Pwn2Own – Ethical Hackers Hacked Samsung Galaxy S9, iPhone X, Xiaomi Mi6 & Got Reward $325,000

Group of White hat hackers compromised Samsung Galaxy S9, iPhone X,  Xiaomi Mi6 and earned $325,000 in Pwn2Own, two days Hacking completion in Tokyo 2018 organized by Trend Micro’s Zero Day Initiative (ZDI).

They discovered 18 Zero-day vulnerabilities in this event by various Team of White Hat hackers from different countries in this two days contest.

Researchers targeted various Phone models and successfully exploiting the vulnerabilities that exist in Samsung Galaxy S9, iPhone X, and the Xiaomi Mi6.

The First-day Hacking Completion

On the first day, the team Fluoroacetate successfully exploiting the Xiaomi Mi6 handset via NFC that was achieved using the touch-to-connect feature.

This vulnerability can be exploited by forcing users to open the web browser and navigate to their specially crafted webpage where the webpage exploited an Out-Of-Bounds write in web assembly to get code execution and they earned $30,000 USD along with 6 Pwn points.

On the same day, they returned and targeting the Samsung Galaxy S9 and successfully performed heap overflow in the baseband component to get code execution and earned another $50,000 USD with 15 Pwn points.

Fluoroacetate team returned 3rd time and targeting the iPhone X over Wi-Fi and successfully exploiting it using Pair of bugs ” a JIT vulnerability in the web browser followed by an Out-Of-Bounds write for the sandbox escape and escalation” and they earned $60,000 USD with 10P pwn points.

Finally, they earned $140,000 USD on the first day itself along with the Master of Pwn with 31 points and leader of the Pwn.

Another Team from MWR Labs comes to target the Xiaomi Mi6 and successfully exploiting by installing an application via JavaScript, bypass the application whitelist, and automatically start the application on the first day itself. there are 5 bugs were used together and compromised  Xiaomi Mi6 and they earned $30,000 USD with 6 Pwn points.

In another attempt made by MWR Labs Samsung Galaxy S9 and successfully exploit it over Wi-Fi using three different bugs.

According to ZDI press release, They forced the phone to a captive portal without user interaction, then used an unsafe redirect and an unsafe application load to install their custom application Although their first attempt failed, they nailed it on their second try to earn $30,000 USD and 6 more Master of Pwn points.

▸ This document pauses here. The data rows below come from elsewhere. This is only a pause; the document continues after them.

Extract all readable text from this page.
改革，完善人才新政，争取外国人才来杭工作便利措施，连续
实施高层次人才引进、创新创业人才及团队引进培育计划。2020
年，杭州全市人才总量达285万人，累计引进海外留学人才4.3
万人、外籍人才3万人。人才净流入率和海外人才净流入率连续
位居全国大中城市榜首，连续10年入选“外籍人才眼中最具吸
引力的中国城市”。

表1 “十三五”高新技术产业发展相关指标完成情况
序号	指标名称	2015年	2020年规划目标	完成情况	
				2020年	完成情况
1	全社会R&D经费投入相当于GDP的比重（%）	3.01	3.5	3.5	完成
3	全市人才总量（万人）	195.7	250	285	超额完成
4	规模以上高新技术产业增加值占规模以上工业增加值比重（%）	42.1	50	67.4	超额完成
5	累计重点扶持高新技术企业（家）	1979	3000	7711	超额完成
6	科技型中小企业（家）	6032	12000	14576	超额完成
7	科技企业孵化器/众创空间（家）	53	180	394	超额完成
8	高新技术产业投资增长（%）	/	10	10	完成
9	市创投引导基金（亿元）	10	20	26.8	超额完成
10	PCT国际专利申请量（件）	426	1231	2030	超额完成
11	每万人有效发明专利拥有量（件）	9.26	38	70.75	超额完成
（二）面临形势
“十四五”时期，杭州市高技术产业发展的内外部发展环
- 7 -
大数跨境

Final entry by a White hat hacker Michael Contreras came and exploiting the type confusion in JavaScript and earned $25,000 USD and 6 Master of Pwn points.

End of the day  Fluoroacetate (Amat Cama and Richard Zhu)duo has the lead in Master of Pwn points with 31, while MWR Labs is second place with 12.

The Second-day Hacking Completion

Fluoroacetate duo team starts the second day of the event and again they target the iPhone x and fortunately they attempted the successful exploitation using by combining a JIT bug in the browser along with an Out-Of-Bounds Access to exfiltrate data from the phone.

This exploit leads an attacker to delete the picture from the victims iPhone X and they earned $50,000 and 8 more points.

Again they came back to attack Xiaomi Mi6 and successfully exploit it using an integer overflow in the JavaScript engine to exfiltrate a picture from the phone by targeting the web browser in Xiaomi Mi6 model and earned $25,000 USD again and 6 Master of Pwn points.

MWR Labs team come back again in the second day and they target Xiaomi Mi6 handset where they exploit a combined bug that helps to install the silent app in Mi6 and load the custom app to exfiltrate pictures and earned $25,000 USD and 6 additional points.

According to ZDI in the second day, Fluoroacetate team successfully exploit five out of six successful demonstrations is pretty remarkable and we’re happy to announce the Fluoroacetate duo of Amat Cama and Richard Zhu have earned the title Master of Pwn!

Overall ZDI awarded $325,000 USD total over the two-day contest and they purchasing 18 0-day exploits.